The crystal structures of the beta1 polymorphs of mono-unsaturated triacylglycerols have been solved from high-resolution laboratory and synchrotron powder diffraction data for five pure compounds, the 1,3-dimyristoyl-2-oleoylglycerol (beta1-MOM), 1,3-dipalmitoyl-2-oleoylglycerol (beta1-POP), 1,3-distearoyl-2-oleoylglycerol (beta1-SOS), 1-palmitoyl-2-oleoyl-3-stearoylglycerol (beta1-POS), 1-stearoyl-2-oleoyl-3-arachidoylglycerol (beta1-SOA) and three mixtures: the co-crystallized 1:1 molar mixture of SOS and POP [beta1-SOS/POP (1:1)] and two cocoa butters from Bahia and Ivory Coast, both in their beta-VI (=beta1) polymorph. All eight beta1 structures crystallized in the space group (P2(1)/n) and have two short cell axes (5.44-5.46 and 8.18-8.22 A), as well as a very long b axis (112-135 A). The dominant-zone problem in the indexing of the powder patterns was solved with the special brute-force indexing routine LSQDETC from the POWSIM program. Structures were solved using the direct-space parallel-tempering method FOX and refined with GSAS. Along the b axis, alternations of inversion-centre-related ;three-packs' can be discerned. Each ;three-pack' has a central oleic zone, with oleic acyl chains of the molecules being packed together, that is sandwiched between two saturated-chain zones. The conformation of the triacylglycerol molecules is relatively ;flat' because the least-square planes through the saturated chains and those through the saturated parts of the olein chain are parallel. The solution of the beta1 structures is a step forward towards understanding the mechanism of fat-bloom formation in dark chocolate and has led to a reexamination of the beta2 structural model [see van Mechelen et al. (2006). Acta Cryst. B62, 1131-1138].

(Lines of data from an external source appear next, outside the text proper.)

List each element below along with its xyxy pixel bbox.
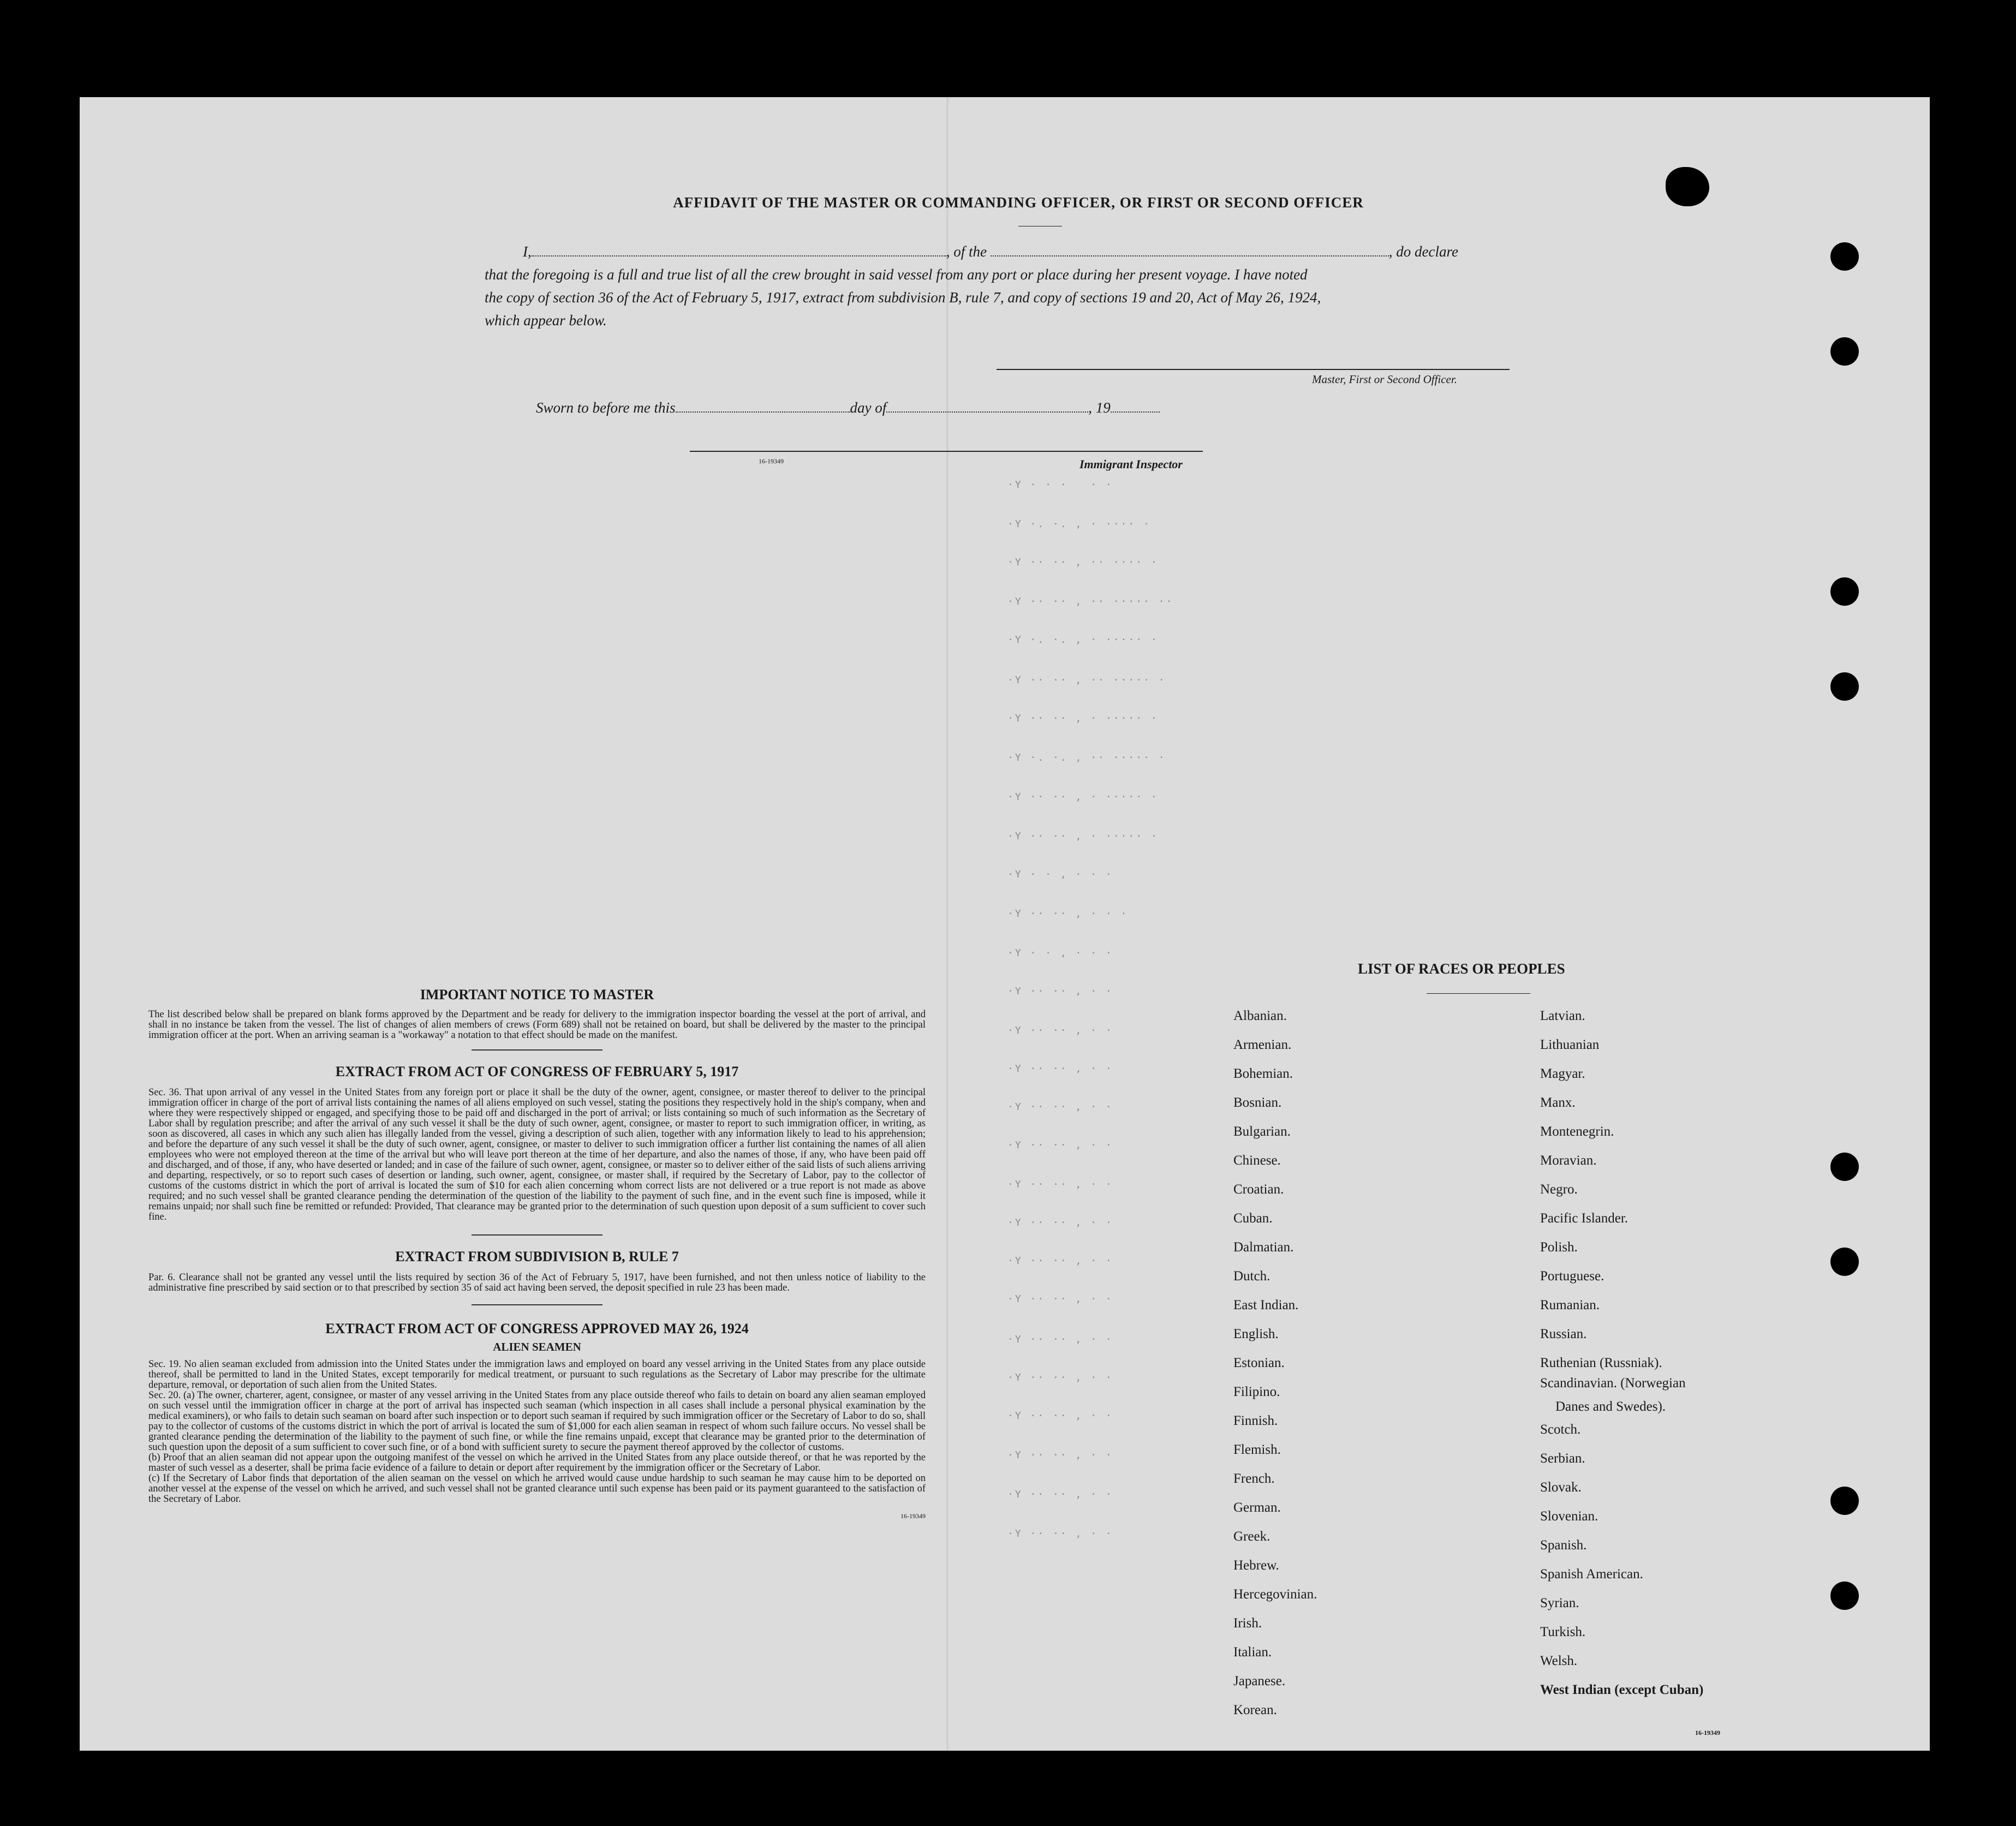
race-item: Russian. [1540,1327,1587,1341]
sworn-day-field[interactable] [676,411,850,413]
race-item: Korean. [1233,1703,1277,1717]
race-item: Latvian. [1540,1009,1585,1023]
punch-hole [1830,1582,1859,1610]
race-item: Bulgarian. [1233,1124,1291,1139]
rule-7-title: EXTRACT FROM SUBDIVISION B, RULE 7 [395,1249,679,1264]
race-item: Scandinavian. (Norwegian [1540,1376,1686,1391]
sec-19-text: Sec. 19. No alien seaman excluded from admission into the United States under the immigration laws and employed on board any vessel arriving in the United States from any place outside thereof, shall be permitted to land in the United States, except temporarily for medical treatment, or pursuant to such regulations as the Secretary of Labor may prescribe for the ultimate departure, removal, or deportation of such alien from the United States. [148,1359,926,1391]
bleed-through-marks: ·Y · · · · · ·Y ·. ·. , · ···· · ·Y ·· ·· , ·· ···· · ·Y ·· ·· , ·· ····· ·· ·Y ·. ·. , · ····· · ·Y ·· ·· , ·· ····· · ·Y ·· ·· , · ····· · ·Y ·. ·. , ·· ····· · ·Y ·· ·· , · ····· · ·Y ·· ·· , · ····· · ·Y · · , · · · ·Y ·· ·· , · · · ·Y · · , · · · ·Y ·· ·· , · · ·Y ·· ·· , · · ·Y ·· ·· , · · ·Y ·· ·· , · · ·Y ·· ·· , · · ·Y ·· ·· , · · ·Y ·· ·· , · · ·Y ·· ·· , · · ·Y ·· ·· , · · ·Y ·· ·· , · · ·Y ·· ·· , · · ·Y ·· ·· , · · ·Y ·· ·· , · · ·Y ·· ·· , · · ·Y ·· ·· , · · [1007,479,1174,1539]
race-item: Bohemian. [1233,1066,1293,1081]
punch-hole [1830,577,1859,606]
races-title: LIST OF RACES OR PEOPLES [1358,960,1565,977]
race-item: Cuban. [1233,1211,1273,1226]
race-item: Negro. [1540,1182,1578,1197]
inspector-signature-line [690,451,1203,452]
act-1917-title: EXTRACT FROM ACT OF CONGRESS OF FEBRUARY 5, 1917 [335,1064,739,1079]
race-item: Slovenian. [1540,1508,1599,1524]
affidavit-title: AFFIDAVIT OF THE MASTER OR COMMANDING OFFICER, OR FIRST OR SECOND OFFICER [673,194,1364,211]
form-number: 16-19349 [759,457,784,465]
race-item: Estonian. [1233,1356,1285,1370]
legal-notices-column [148,987,926,1520]
race-item: Slovak. [1540,1479,1582,1495]
year-label: , 19 [1088,399,1111,416]
act-1924-title: EXTRACT FROM ACT OF CONGRESS APPROVED MAY 26, 1924 [325,1321,749,1336]
race-item: Finnish. [1233,1413,1278,1428]
sec-20b-text: (b) Proof that an alien seaman did not appear upon the outgoing manifest of the vessel on which he arrived in the United States from any place outside thereof, or that he was reported by the master of such vessel as a deserter, shall be prima facie evidence of a failure to detain or deport after requirement by the immigration officer or the Secretary of Labor. [148,1452,926,1473]
race-item: Spanish American. [1540,1566,1643,1582]
act-1924-subtitle: ALIEN SEAMEN [493,1340,581,1353]
race-item: Manx. [1540,1095,1576,1110]
inspector-caption: Immigrant Inspector [1079,457,1183,471]
race-item: Turkish. [1540,1624,1586,1639]
race-item: English. [1233,1327,1279,1341]
race-item: Greek. [1233,1529,1271,1544]
declaration-body-line: which appear below. [485,312,607,329]
race-item: Irish. [1233,1616,1262,1631]
race-item: West Indian (except Cuban) [1540,1682,1704,1697]
punch-hole [1830,242,1859,271]
race-item: Chinese. [1233,1153,1281,1168]
race-item: French. [1233,1471,1275,1486]
race-item: Croatian. [1233,1182,1284,1197]
race-item: Portuguese. [1540,1269,1605,1284]
i-label: I, [523,243,532,260]
race-item: Pacific Islander. [1540,1211,1629,1226]
vessel-field[interactable] [991,255,1389,256]
sworn-year-field[interactable] [1111,411,1160,413]
notice-title: IMPORTANT NOTICE TO MASTER [420,987,654,1002]
race-item: Spanish. [1540,1537,1587,1553]
section-divider [472,1049,603,1051]
race-item: Scotch. [1540,1422,1581,1437]
fold-line [946,97,949,1751]
declaration-body-line: the copy of section 36 of the Act of February 5, 1917, extract from subdivision B, rule 7, and copy of sections 19 and 20, Act of May 26, 1924, [485,289,1321,306]
race-item: Japanese. [1233,1674,1286,1688]
declaration-body-line: that the foregoing is a full and true list of all the crew brought in said vessel from any port or place during her present voyage. I have noted [485,266,1308,283]
sec-20c-text: (c) If the Secretary of Labor finds that deportation of the alien seaman on the vessel on which he arrived would cause undue hardship to such seaman he may cause him to be deported on another vessel at the expense of the vessel on which he arrived, and such vessel shall not be granted clearance until such expense has been paid or its payment guaranteed to the satisfaction of the Secretary of Labor. [148,1473,926,1505]
race-item: Hebrew. [1233,1558,1279,1573]
races-form-number: 16-19349 [1695,1729,1720,1737]
race-item: German. [1233,1500,1281,1515]
punch-hole [1830,337,1859,366]
sworn-month-field[interactable] [886,411,1088,413]
race-item: Moravian. [1540,1153,1597,1168]
race-item: Welsh. [1540,1653,1578,1668]
signature-line [997,369,1510,370]
race-item: Serbian. [1540,1451,1585,1466]
race-item: Filipino. [1233,1385,1280,1399]
act-1924-form-number: 16-19349 [900,1512,926,1520]
sec-20a-text: Sec. 20. (a) The owner, charterer, agent, consignee, or master of any vessel arriving in the United States from any place outside thereof who fails to detain on board any alien seaman employed on such vessel until the immigration officer in charge at the port of arrival has inspected such seaman (which inspection in all cases shall include a personal physical examination by the medical examiners), or who fails to detain such seaman on board after such inspection or to deport such seaman if required by such immigration officer or the Secretary of Labor to do so, shall pay to the collector of customs of the customs district in which the port of arrival is located the sum of $1,000 for each alien seaman in respect of whom such failure occurs. No vessel shall be granted clearance pending the determination of the liability to the payment of such fine, or while the fine remains unpaid, except that clearance may be granted prior to the determination of such question upon the deposit of a sum sufficient to cover such fine, or of a bond with sufficient surety to secure the payment thereof approved by the collector of customs. [148,1390,926,1453]
race-item: Dalmatian. [1233,1240,1294,1255]
race-item: Syrian. [1540,1595,1579,1610]
race-item: Lithuanian [1540,1037,1600,1052]
punch-hole [1830,1248,1859,1276]
ink-blot [1666,167,1709,206]
race-item: Ruthenian (Russniak). [1540,1356,1662,1370]
section-divider [472,1304,603,1305]
punch-hole [1830,1153,1859,1181]
declare-label: , do declare [1388,243,1458,260]
sworn-label: Sworn to before me this [536,399,676,416]
notice-text: The list described below shall be prepared on blank forms approved by the Department and be ready for delivery to the immigration inspector boarding the vessel at the port of arrival, and shall in no instance be taken from the vessel. The list of changes of alien members of crews (Form 689) shall not be retained on board, but shall be delivered by the master to the principal immigration officer at the port. When an arriving seaman is a "workaway" a notation to that effect should be made on the manifest. [148,1009,926,1041]
document-page [80,97,1930,1751]
sworn-line [536,396,1160,419]
race-item: Italian. [1233,1645,1272,1660]
day-of-label: day of [850,399,887,416]
race-item: Rumanian. [1540,1298,1600,1312]
punch-hole [1830,672,1859,701]
race-item: Dutch. [1233,1269,1271,1284]
race-item: Polish. [1540,1240,1578,1255]
declaration-body [485,263,1592,332]
race-item: Flemish. [1233,1442,1281,1457]
signature-caption: Master, First or Second Officer. [1312,373,1457,386]
section-divider [472,1234,603,1236]
race-item: East Indian. [1233,1298,1299,1312]
of-the-label: , of the [946,243,987,260]
race-item: Magyar. [1540,1066,1585,1081]
punch-hole [1830,1487,1859,1515]
rule-7-text: Par. 6. Clearance shall not be granted any vessel until the lists required by section 36 of the Act of February 5, 1917, have been furnished, and not then unless notice of liability to the administrative fine prescribed by said section or to that prescribed by section 35 of said act having been served, the deposit specified in rule 23 has been made. [148,1272,926,1293]
race-item: Montenegrin. [1540,1124,1614,1139]
name-field[interactable] [532,255,946,256]
declaration-line [523,240,1587,263]
race-item: Albanian. [1233,1009,1287,1023]
races-title-underline [1427,993,1530,994]
race-item: Armenian. [1233,1037,1292,1052]
race-item: Bosnian. [1233,1095,1282,1110]
race-item: Danes and Swedes). [1555,1399,1666,1414]
race-item: Hercegovinian. [1233,1587,1317,1602]
act-1917-text: Sec. 36. That upon arrival of any vessel in the United States from any foreign port or place it shall be the duty of the owner, agent, consignee, or master thereof to deliver to the principal immigration officer in charge of the port of arrival lists containing the names of all aliens employed on such vessel, stating the positions they respectively hold in the ship's company, when and where they were respectively shipped or engaged, and specifying those to be paid off and discharged in the port of arrival; or lists containing so much of such information as the Secretary of Labor shall by regulation prescribe; and after the arrival of any such vessel it shall be the duty of such owner, agent, consignee, or master to report to such immigration officer, in writing, as soon as discovered, all cases in which any such alien has illegally landed from the vessel, giving a description of such alien, together with any information likely to lead to his apprehension; and before the departure of any such vessel it shall be the duty of such owner, agent, consignee, or master to deliver to such immigration officer a further list containing the names of all alien employees who were not employed thereon at the time of the arrival but who will leave port thereon at the time of her departure, and also the names of those, if any, who have been paid off and discharged, and of those, if any, who have deserted or landed; and in case of the failure of such owner, agent, consignee, or master so to deliver either of the said lists of such aliens arriving and departing, respectively, or so to report such cases of desertion or landing, such owner, agent, consignee, or master shall, if required by the Secretary of Labor, pay to the collector of customs of the customs district in which the port of arrival is located the sum of $10 for each alien concerning whom correct lists are not delivered or a true report is not made as above required; and no such vessel shall be granted clearance pending the determination of the question of the liability to the payment of such fine, and in the event such fine is imposed, while it remains unpaid; nor shall such fine be remitted or refunded: Provided, That clearance may be granted prior to the determination of such question upon deposit of a sum sufficient to cover such fine. [148,1087,926,1222]
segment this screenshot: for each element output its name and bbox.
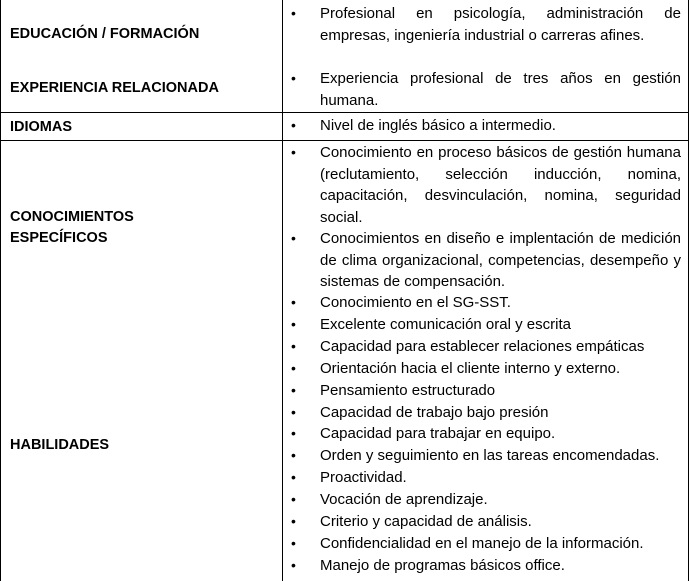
list-item [291,489,681,511]
list-item-text: Orden y seguimiento en las tareas encomendadas. [320,447,660,464]
list-item-text: Proactividad. [320,469,407,486]
list-item-text: Conocimientos en diseño e implentación de medición de clima organizacional, competencias, desempeño y sistemas de compensación. [320,230,681,291]
list-item [291,314,681,336]
bullet-icon: • [291,117,296,133]
list-item-text: Conocimiento en proceso básicos de gestión humana (reclutamiento, selección inducción, nomina, capacitación, desvinculación, nomina, seguridad social. [320,144,681,226]
list-item-text: Capacidad para trabajar en equipo. [320,425,556,442]
bullet-icon: • [291,447,296,463]
list-item-text: Experiencia profesional de tres años en gestión humana. [320,70,681,109]
bullet-icon: • [291,5,296,21]
education-label: EDUCACIÓN / FORMACIÓN [10,26,200,42]
bullet-icon: • [291,491,296,507]
list-item [291,68,681,112]
list-item-text: Excelente comunicación oral y escrita [320,316,571,333]
list-item-text: Nivel de inglés básico a intermedio. [320,117,556,134]
list-item [291,228,681,294]
bullet-icon: • [291,425,296,441]
list-item-text: Confidencialidad en el manejo de la información. [320,535,644,552]
list-item-text: Conocimiento en el SG-SST. [320,294,511,311]
list-item-text: Vocación de aprendizaje. [320,491,488,508]
list-item-text: Capacidad para establecer relaciones empáticas [320,338,645,355]
skills-label: HABILIDADES [10,437,110,453]
list-item-text: Orientación hacia el cliente interno y externo. [320,360,621,377]
list-item [291,358,681,380]
list-item [291,511,681,533]
list-item [291,142,681,229]
bullet-icon: • [291,382,296,398]
experience-label: EXPERIENCIA RELACIONADA [10,80,219,96]
bullet-icon: • [291,316,296,332]
row-divider [0,112,689,113]
list-item [291,555,681,577]
row-divider [0,140,689,141]
list-item-text: Manejo de programas básicos office. [320,557,565,574]
table-border-right [688,0,689,581]
bullet-icon: • [291,404,296,420]
bullet-icon: • [291,557,296,573]
list-item [291,402,681,424]
list-item-text: Criterio y capacidad de análisis. [320,513,532,530]
bullet-icon: • [291,70,296,86]
list-item [291,3,681,47]
list-item [291,423,681,445]
bullet-icon: • [291,338,296,354]
table-border-left [0,0,1,581]
bullet-icon: • [291,469,296,485]
bullet-icon: • [291,230,296,246]
list-item [291,115,681,137]
knowledge-label-line2: ESPECÍFICOS [10,230,108,246]
list-item-text: Pensamiento estructurado [320,382,496,399]
knowledge-label-line1: CONOCIMIENTOS [10,209,134,225]
list-item [291,445,681,467]
bullet-icon: • [291,144,296,160]
bullet-icon: • [291,535,296,551]
bullet-icon: • [291,513,296,529]
list-item [291,336,681,358]
table-column-divider [282,0,283,581]
list-item-text: Capacidad de trabajo bajo presión [320,404,549,421]
list-item-text: Profesional en psicología, administración de empresas, ingeniería industrial o carreras afines. [320,5,681,44]
bullet-icon: • [291,294,296,310]
list-item [291,292,681,314]
bullet-icon: • [291,360,296,376]
list-item [291,533,681,555]
list-item [291,380,681,402]
list-item [291,467,681,489]
languages-label: IDIOMAS [10,119,73,135]
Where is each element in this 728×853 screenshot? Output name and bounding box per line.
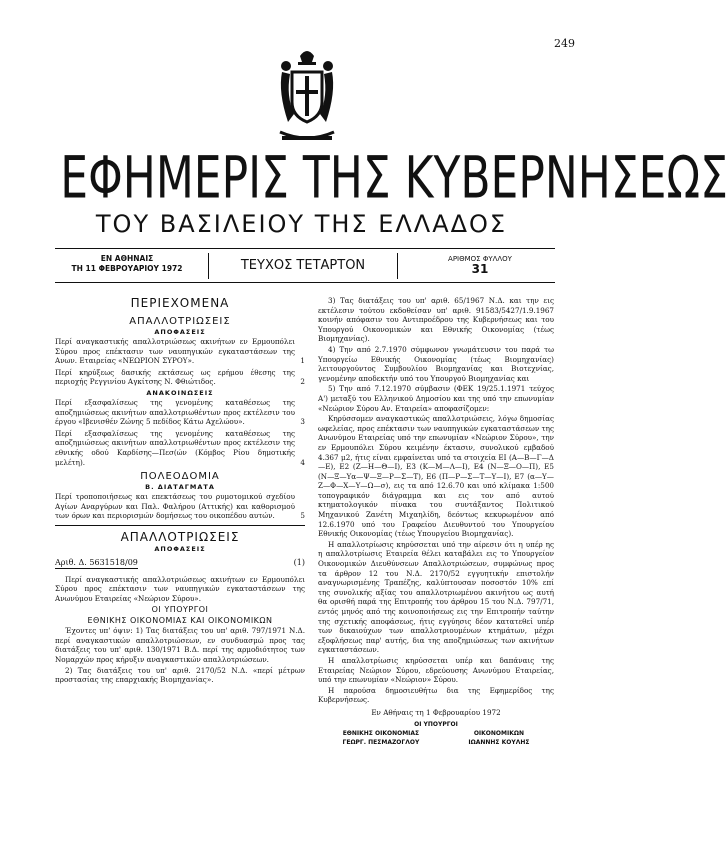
signer-name: ΓΕΩΡΓ. ΠΕΣΜΑΖΟΓΛΟΥ: [342, 738, 420, 746]
right-column: [318, 296, 554, 747]
contents-entry: [55, 398, 305, 427]
contents-entry: [55, 492, 305, 521]
decree-paragraph: Η απαλλοτρίωσις κηρύσσεται υπό την αίρεσιν ότι η υπέρ ης η απαλλοτρίωσις Εταιρεία θέλει καταβάλει εις το Υπουργείον Οικονομικών Διευθύνσεων Απαλλοτριώσεων, συμφώνως προς τα άρθρον 12 του Ν.Δ. 2170/52 εγγυητικήν επιστολήν αναγνωρισμένης Τραπέζης, καλύπτουσαν ποσοστόν 10% επί της συνολικής αξίας του απαλλοτριωμένου ακινήτου ως αυτή θα ορισθή παρά της Επιτροπής του άρθρου 15 του Ν.Δ. 797/71, εντός μηνός από της κοινοποιήσεως εις την Επιτροπήν ταύτην της σχετικής αποφάσεως, ήτις εγγύησις δέον κατατεθεί υπέρ των δικαιούχων των απαλλοτριουμένων κτημάτων, μέχρι εξοφλήσεως παρ' αυτής, δια της αποζημιώσεως των ακινήτων εγκαταστάσεων.: [318, 539, 554, 655]
decree-paragraph: Η παρούσα δημοσιευθήτω δια της Εφημερίδος της Κυβερνήσεως.: [318, 685, 554, 705]
decree-paragraph: 2) Τας διατάξεις του υπ' αριθ. 2170/52 Ν.Δ. «περί μέτρων προστασίας της επαρχιακής Βιομηχανίας».: [55, 665, 305, 685]
signer-2: [468, 729, 529, 747]
issue-date: ΤΗ 11 ΦΕΒΡΟΥΑΡΙΟΥ 1972: [71, 264, 183, 273]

Structures of mono-unsaturated triacylglycerols. II. The beta2 polymorph.

An improved crystal structure model has been established for the beta2 polymorph of the symmetric mono-unsaturated triacylglycerol 1,3-distearoyl-2-oleoylglycerol (SOS) and the equivalent beta-V polymorph of Ivory Coast cocoa butter. In addition, the crystal structures of the beta2 polymorphs are reported for the triacylglycerols 1,3-dipalmitoyl-2-oleoylglycerol (POP) and 1-palmitoyl-2-oleoyl-3-stearoylglycerol (POS), which are, together with SOS, the major components of cocoa butter, and that of 1-stearoyl-2-oleoyl-3-arachidoylglycerol (SOA). The existence of beta2-POS and beta2-SOA has not been previously reported in the literature. All structures have been solved from high-resolution laboratory or synchrotron powder diffraction data with the direct-space parallel-tempering program FOX and refined with the Rietveld module of GSAS. All compounds crystallize in similar monoclinic unit cells (Cc) with very long b axes (>127 A). The oleic chains are packed together and sandwiched between saturated chain layers, forming acyl-chain three-packs. An analysis of the beta2 polymorphs and beta1 polymorphs [van Mechelen et al. (2006). Acta Cryst. B62, 1121-1130] shows that they contain the same three-packs and differ only in the symmetry relation between the three-packs. The three-pack build-up provides an explanation of the mechanism of the phase transition that causes the formation of fat bloom on dark chocolate.